There is also a less common summer-pattern SAD, with a different symptom profile, but the vast majority of cases follow the fall-winter pattern tied to reduced light exposure.
Why Some People Doubt It
Skepticism about SAD often comes from the fact that almost everyone feels some seasonal shift in energy and mood. If most people feel a little worse in winter, the reasoning goes, maybe SAD is just the far end of normal. In one sense, that’s true: SAD does exist on a spectrum with milder seasonal mood changes. But the same could be said of many conditions. Most people feel anxious sometimes; that doesn’t mean anxiety disorders aren’t real. The people at the clinical end of the SAD spectrum experience genuine functional impairment, with changes in sleep, appetite, weight, and social behavior that disrupt their lives for months each year.
The biological evidence is also harder to dismiss than many critics realize. The serotonin transporter differences, the genetic variants, and the latitude-dependent prevalence data all point to a condition with identifiable, physical mechanisms rather than a vague cultural complaint about winter.
Light Therapy and Other Treatments
Light therapy is the first-line treatment for fall-onset SAD. The basic idea is simple: you sit near a bright light box, typically one producing 10,000 lux, for a set period each morning. At that intensity, most people need between 20 and 60 minutes per session, depending on individual sensitivity. Some people respond in just a few days, though it more commonly takes a few weeks to feel the full effect.

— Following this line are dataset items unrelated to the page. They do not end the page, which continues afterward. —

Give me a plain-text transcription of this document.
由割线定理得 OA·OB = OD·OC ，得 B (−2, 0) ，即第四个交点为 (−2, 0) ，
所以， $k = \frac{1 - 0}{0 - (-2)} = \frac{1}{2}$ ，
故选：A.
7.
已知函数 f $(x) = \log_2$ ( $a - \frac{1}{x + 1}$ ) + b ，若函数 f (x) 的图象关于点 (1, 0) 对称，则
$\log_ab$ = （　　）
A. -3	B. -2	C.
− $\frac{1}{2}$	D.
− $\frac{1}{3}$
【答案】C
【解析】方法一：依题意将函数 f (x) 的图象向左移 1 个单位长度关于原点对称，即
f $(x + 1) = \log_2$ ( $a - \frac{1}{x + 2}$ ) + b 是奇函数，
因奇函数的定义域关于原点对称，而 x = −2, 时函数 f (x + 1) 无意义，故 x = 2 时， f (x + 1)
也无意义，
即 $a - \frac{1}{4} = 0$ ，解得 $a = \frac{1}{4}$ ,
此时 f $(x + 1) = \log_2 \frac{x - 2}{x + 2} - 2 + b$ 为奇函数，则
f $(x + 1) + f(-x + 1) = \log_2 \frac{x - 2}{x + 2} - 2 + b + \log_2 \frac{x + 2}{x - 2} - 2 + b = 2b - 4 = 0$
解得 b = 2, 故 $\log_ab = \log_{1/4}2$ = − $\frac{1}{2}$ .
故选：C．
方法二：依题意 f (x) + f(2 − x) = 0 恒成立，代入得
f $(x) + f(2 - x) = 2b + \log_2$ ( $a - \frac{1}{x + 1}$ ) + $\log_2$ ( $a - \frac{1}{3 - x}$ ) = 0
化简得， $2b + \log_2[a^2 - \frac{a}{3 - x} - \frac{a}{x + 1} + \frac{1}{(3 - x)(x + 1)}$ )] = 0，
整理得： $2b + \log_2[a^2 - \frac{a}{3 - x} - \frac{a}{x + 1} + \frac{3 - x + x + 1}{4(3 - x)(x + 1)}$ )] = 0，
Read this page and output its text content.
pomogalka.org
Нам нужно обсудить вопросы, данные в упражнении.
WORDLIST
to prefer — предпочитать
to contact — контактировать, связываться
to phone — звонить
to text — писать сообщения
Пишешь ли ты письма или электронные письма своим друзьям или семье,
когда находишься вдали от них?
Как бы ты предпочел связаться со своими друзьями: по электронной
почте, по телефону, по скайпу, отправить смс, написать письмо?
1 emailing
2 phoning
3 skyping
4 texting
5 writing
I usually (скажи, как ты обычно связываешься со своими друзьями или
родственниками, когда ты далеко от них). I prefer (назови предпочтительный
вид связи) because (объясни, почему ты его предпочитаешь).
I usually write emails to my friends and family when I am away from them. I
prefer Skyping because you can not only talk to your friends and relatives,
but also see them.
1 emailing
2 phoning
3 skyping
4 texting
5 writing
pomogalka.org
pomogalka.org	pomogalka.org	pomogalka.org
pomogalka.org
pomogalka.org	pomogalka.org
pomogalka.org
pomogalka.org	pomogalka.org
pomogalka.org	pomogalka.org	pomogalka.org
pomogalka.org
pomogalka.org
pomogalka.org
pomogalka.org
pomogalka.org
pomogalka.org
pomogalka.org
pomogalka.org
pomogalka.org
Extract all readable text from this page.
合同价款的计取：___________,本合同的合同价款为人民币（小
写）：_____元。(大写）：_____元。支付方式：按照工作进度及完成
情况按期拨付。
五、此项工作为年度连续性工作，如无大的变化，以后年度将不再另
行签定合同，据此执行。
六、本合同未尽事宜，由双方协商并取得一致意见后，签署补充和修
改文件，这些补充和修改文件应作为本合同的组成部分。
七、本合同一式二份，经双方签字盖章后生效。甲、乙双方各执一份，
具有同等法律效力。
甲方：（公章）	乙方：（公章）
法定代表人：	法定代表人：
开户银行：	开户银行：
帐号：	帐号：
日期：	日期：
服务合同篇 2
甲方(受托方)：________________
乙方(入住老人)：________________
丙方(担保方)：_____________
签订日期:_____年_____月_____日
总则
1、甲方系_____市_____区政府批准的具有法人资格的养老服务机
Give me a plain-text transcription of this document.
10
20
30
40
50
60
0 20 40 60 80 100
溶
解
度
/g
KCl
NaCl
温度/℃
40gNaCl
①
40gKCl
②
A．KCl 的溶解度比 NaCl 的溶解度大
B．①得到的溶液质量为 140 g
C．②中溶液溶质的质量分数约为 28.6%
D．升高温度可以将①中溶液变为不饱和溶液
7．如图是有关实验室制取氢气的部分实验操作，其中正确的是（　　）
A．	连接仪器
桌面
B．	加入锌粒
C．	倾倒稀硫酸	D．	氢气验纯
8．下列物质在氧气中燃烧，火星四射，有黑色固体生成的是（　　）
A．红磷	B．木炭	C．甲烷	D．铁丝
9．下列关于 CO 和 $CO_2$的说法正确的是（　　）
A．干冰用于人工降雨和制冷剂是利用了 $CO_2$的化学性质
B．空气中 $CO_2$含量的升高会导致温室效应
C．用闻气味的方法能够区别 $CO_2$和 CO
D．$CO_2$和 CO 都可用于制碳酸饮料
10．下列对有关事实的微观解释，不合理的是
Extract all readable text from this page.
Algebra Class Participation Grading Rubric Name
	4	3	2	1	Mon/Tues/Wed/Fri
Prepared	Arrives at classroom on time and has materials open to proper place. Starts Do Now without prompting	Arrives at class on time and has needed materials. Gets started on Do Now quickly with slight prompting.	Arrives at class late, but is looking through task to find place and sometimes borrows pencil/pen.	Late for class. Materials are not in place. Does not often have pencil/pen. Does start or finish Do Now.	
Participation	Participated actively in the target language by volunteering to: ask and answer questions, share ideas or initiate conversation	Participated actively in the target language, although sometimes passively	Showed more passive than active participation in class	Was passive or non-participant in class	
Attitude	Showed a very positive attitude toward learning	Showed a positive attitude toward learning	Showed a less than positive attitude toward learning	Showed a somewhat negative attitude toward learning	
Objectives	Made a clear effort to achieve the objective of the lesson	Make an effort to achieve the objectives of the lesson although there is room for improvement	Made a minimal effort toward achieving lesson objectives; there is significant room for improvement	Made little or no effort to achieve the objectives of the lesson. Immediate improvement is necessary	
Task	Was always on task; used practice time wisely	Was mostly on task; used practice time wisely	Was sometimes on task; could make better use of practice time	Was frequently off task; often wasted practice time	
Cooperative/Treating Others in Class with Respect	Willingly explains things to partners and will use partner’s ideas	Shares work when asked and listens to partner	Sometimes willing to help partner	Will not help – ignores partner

Lower-intensity boxes also work but require longer sessions. Early clinical trials used 2,500 lux boxes and found them effective, but sessions ran two hours or more. A 7,000 lux box typically calls for about an hour. For most people, the 10,000 lux option is simply the most practical because it fits into a morning routine.
Timing matters as much as intensity. Morning light exposure is generally more effective than evening because it helps reset the circadian clock, pulling your sleep-wake cycle earlier and reducing the extended melatonin window that contributes to symptoms.
Psychotherapy, particularly cognitive behavioral therapy adapted for seasonal patterns, is also effective. It teaches strategies for managing the behavioral changes that come with SAD, like the tendency to withdraw socially or oversleep, and can reduce the likelihood of recurrence in subsequent winters. Some people benefit from medication, and many find that a combination of light therapy and talk therapy works best.
The Vitamin D Question
Because SAD correlates with reduced sunlight, and sunlight drives vitamin D production in the skin, researchers have investigated whether vitamin D deficiency contributes to seasonal depression. The association makes intuitive sense, and people with SAD often do have lower vitamin D levels in winter. But supplementation studies have produced inconsistent results. Some people improve, others don’t, and it’s not yet clear whether low vitamin D is a cause of SAD symptoms or simply another consequence of the same reduced light exposure. Taking vitamin D in winter is reasonable for general health, but it shouldn’t be treated as a standalone fix for SAD.